Enge US-Wahl hält Bondmarkt im Bann

Die Volatilität am US-Anleihemarkt ist in der entscheidenden Phase des Wahlkampfs noch einmal in die Höhe geschnellt. Strategen rechnen auch über den Urnengang hinaus mit heftigem Gegenwind für Treasuries.

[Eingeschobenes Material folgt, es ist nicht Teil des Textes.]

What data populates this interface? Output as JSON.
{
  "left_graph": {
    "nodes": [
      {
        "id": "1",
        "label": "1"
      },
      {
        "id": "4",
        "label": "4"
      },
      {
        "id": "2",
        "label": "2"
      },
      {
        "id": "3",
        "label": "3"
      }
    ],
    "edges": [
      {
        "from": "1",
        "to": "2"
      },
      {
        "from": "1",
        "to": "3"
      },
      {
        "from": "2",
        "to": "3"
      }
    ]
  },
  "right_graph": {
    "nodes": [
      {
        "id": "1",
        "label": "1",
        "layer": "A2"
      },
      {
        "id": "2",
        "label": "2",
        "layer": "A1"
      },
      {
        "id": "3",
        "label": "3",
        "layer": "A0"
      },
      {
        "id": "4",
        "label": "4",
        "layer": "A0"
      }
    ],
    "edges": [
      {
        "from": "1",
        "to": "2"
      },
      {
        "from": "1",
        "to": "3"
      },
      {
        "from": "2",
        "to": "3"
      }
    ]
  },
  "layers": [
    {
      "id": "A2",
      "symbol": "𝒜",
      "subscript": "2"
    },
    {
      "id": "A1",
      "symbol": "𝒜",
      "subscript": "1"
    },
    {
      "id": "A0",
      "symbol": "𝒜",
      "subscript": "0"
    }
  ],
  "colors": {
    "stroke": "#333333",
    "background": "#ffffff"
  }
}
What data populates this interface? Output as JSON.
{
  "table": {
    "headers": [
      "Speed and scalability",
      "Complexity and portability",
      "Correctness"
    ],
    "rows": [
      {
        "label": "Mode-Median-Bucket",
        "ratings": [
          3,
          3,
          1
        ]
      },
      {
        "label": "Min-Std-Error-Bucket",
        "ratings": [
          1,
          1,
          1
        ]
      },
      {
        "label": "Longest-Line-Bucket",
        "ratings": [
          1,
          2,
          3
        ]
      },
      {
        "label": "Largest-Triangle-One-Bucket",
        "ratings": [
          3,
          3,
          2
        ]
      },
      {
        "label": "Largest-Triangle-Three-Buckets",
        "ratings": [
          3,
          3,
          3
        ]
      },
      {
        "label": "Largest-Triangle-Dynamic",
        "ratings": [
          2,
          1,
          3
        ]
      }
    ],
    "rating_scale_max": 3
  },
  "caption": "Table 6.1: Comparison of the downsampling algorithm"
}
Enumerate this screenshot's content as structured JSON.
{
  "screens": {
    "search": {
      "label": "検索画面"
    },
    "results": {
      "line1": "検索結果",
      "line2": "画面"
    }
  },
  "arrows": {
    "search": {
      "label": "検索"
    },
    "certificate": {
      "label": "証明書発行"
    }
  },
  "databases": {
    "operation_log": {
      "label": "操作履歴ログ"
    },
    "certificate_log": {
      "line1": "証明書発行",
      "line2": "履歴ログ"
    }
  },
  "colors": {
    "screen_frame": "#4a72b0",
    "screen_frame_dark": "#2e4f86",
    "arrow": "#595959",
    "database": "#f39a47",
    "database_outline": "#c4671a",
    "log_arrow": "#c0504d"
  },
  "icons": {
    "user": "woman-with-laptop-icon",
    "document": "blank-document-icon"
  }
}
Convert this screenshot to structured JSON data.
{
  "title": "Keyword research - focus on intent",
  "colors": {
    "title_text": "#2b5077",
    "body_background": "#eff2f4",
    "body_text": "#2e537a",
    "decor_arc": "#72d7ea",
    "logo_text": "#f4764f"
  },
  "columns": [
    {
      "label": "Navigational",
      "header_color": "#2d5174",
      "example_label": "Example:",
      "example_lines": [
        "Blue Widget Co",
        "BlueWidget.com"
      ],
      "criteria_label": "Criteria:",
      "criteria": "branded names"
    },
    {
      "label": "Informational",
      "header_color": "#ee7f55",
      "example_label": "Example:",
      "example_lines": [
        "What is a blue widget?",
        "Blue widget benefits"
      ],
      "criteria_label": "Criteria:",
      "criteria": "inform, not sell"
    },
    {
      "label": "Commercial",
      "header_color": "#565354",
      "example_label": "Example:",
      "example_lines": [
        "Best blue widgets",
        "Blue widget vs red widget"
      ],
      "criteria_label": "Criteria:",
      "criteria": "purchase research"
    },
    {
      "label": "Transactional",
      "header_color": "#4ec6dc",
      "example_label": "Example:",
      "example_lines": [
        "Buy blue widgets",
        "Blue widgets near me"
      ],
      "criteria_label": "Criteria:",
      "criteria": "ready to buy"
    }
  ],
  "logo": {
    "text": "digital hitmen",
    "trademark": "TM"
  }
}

Enge US-Wahl hält Bondmarkt im Bann

Enge US-Wahl hält Bondmarkt im Bann

xaw New York

Einer der engsten Präsidentschaftswahlkämpfe der jüngeren US-Geschichte hält die Märkte auf den letzten Metern in Atem. Bis Dienstagmorgen hatten laut der University of Florida 83 Millionen Frühwähler ihre Stimmen per Brief oder persönlich abgegeben, in landesweiten Umfragen besaß die demokratische Spitzenkandidatin Kamala Harris einen Vorsprung von 1,5% gegenüber ihrem republikanischen Widersacher Donald Trump. Unter den umkämpften und potenziell wahlentscheidenden „Swing States“ lag sie hingegen nur in Michigan und Wisconsin knapp vorn, während in Nevada eine Pattsituation besteht und Trump in Pennsylvania, Georgia, North Carolina und Arizona knappe Vorteile genoss.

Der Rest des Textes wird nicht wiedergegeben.